The Prime Minister’s Office will formally recommend to Budapest City Council and the Hungarian Olympic Committee the withdrawal of the Olympic bid. The government is putting the blame squarely on the opposition.

“The unity around this question that once existed has fallen apart, the question of the Olympics went from being a question of national significance to one of party politics. The responsibility for this outcome lies with the opposition, which changed its original position,” reads the government’s press release.

Viktor Orbán

Mayor Tarlós confirmed that he supports withdrawing the bid and will recommend this to the Budapest City Council. The head of the Olympic Committee added that although he is saddened by this turn of events, there was no other option.

The Momentum Movement, however, is enraged–and rightly so–that a democratic referendum will not go ahead on the issue of the Olympics, even after they collected 266,000 signatures. “The government which calls itself patriotic has ignored the will of the people and has run away in the most cowardly manner,” said András Fekete-Győr of the Momentum Movement.
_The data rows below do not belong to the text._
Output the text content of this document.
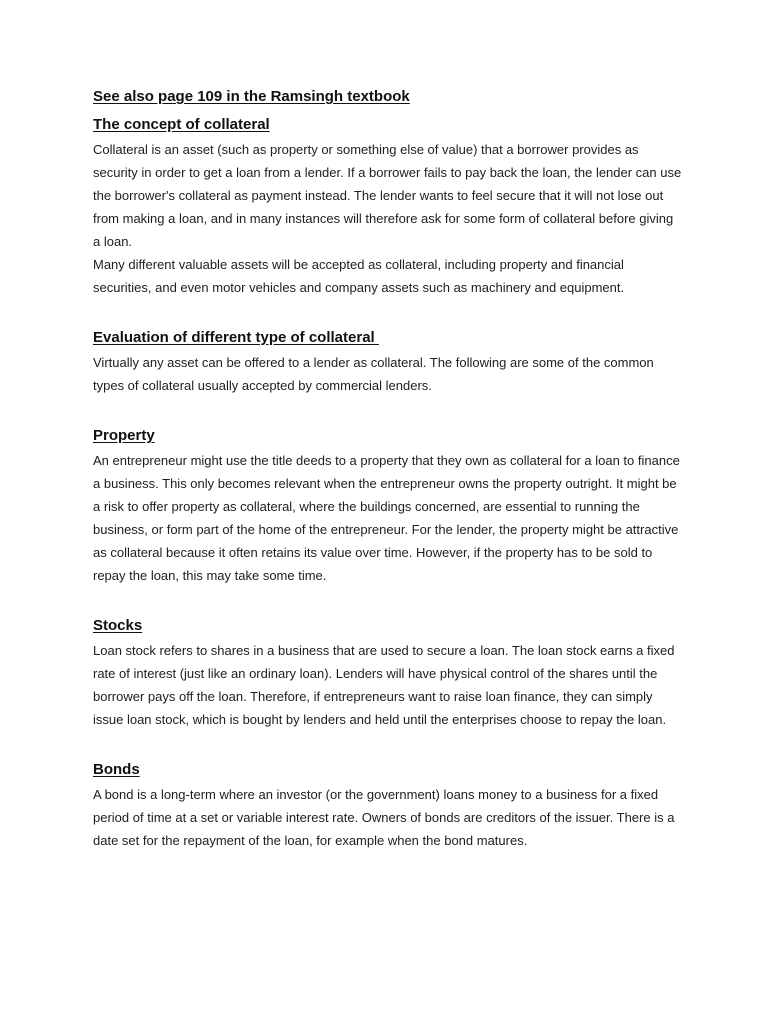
See also page 109 in the Ramsingh textbook
The concept of collateral

Collateral is an asset (such as property or something else of value) that a borrower provides as security in order to get a loan from a lender. If a borrower fails to pay back the loan, the lender can use the borrower's collateral as payment instead. The lender wants to feel secure that it will not lose out from making a loan, and in many instances will therefore ask for some form of collateral before giving a loan.

Many different valuable assets will be accepted as collateral, including property and financial securities, and even motor vehicles and company assets such as machinery and equipment.

Evaluation of different type of collateral

Virtually any asset can be offered to a lender as collateral. The following are some of the common types of collateral usually accepted by commercial lenders.

Property

An entrepreneur might use the title deeds to a property that they own as collateral for a loan to finance a business. This only becomes relevant when the entrepreneur owns the property outright. It might be a risk to offer property as collateral, where the buildings concerned, are essential to running the business, or form part of the home of the entrepreneur. For the lender, the property might be attractive as collateral because it often retains its value over time. However, if the property has to be sold to repay the loan, this may take some time.

Stocks

Loan stock refers to shares in a business that are used to secure a loan. The loan stock earns a fixed rate of interest (just like an ordinary loan). Lenders will have physical control of the shares until the borrower pays off the loan. Therefore, if entrepreneurs want to raise loan finance, they can simply issue loan stock, which is bought by lenders and held until the enterprises choose to repay the loan.

Bonds

A bond is a long-term where an investor (or the government) loans money to a business for a fixed period of time at a set or variable interest rate. Owners of bonds are creditors of the issuer. There is a date set for the repayment of the loan, for example when the bond matures.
Mr. Fekete-Győr now plans to begin touring the country with his movement, holding local townhall meetings and broadening their discussions to include questions around affordable housing, education and health care.

I imagine that the Orbán regime will now attempt to quickly change gears by tossing into the public discourse a completely populist and polemical issue, almost certainly tied to fear mongering, into the national spotlight and plugging this as much as possible in all of its communication.

2 Comments

  1. Amen.
    This ruinous for the country robbery was forestalled.

    Internet tax, migration referendum, Olympic bid … it can be done.
    If one hits Orban hard enough he runs.

  2. The autocracy took flight, at the first sight of trouble. Obviously the last thing it wanted was a referendum, where the entire country could be consulted on a matter that was wanted only by Orbán and his oligarchs. The latter stood to profit enormously from the various construction scams, conveniently masked as a strategy to make Hungary great again.

    In one thing, Orbán is right. The democratic opposition, especially the Socialists, were grossly cynical. They didn’t have the guts to stand up to Orbán years ago. and merely jumped on the bandwagon, when a group of young activists finally mustered up some strength to say – enough is enough. Now that the Olympic scam is out of the way, let’s hope, the scamster himself, will also be shortly deposed. Even more important – let’s hope, a new political elite can emerge, that has the guts to push aside some of the shady figures from the past. (I do NOT mean Mr. Gyurcsány – I DO mean, Mr. Mesterházy, Medgyessy, Szanyi, and the various jokers in the half a dozen micro-parties that can’t organize a dog’s breakfast, even if paid to do so.) It’s time Hungary’s democratic political parties got down to work, instead of just publishing declarations, and writing high brow essays, that no one bothers to read or listen to. The last thing this country needs is to go from the frying pan into the fire. Hungary needs a democratic government that can govern, rather than just talk to the converted in Budapest’s café society.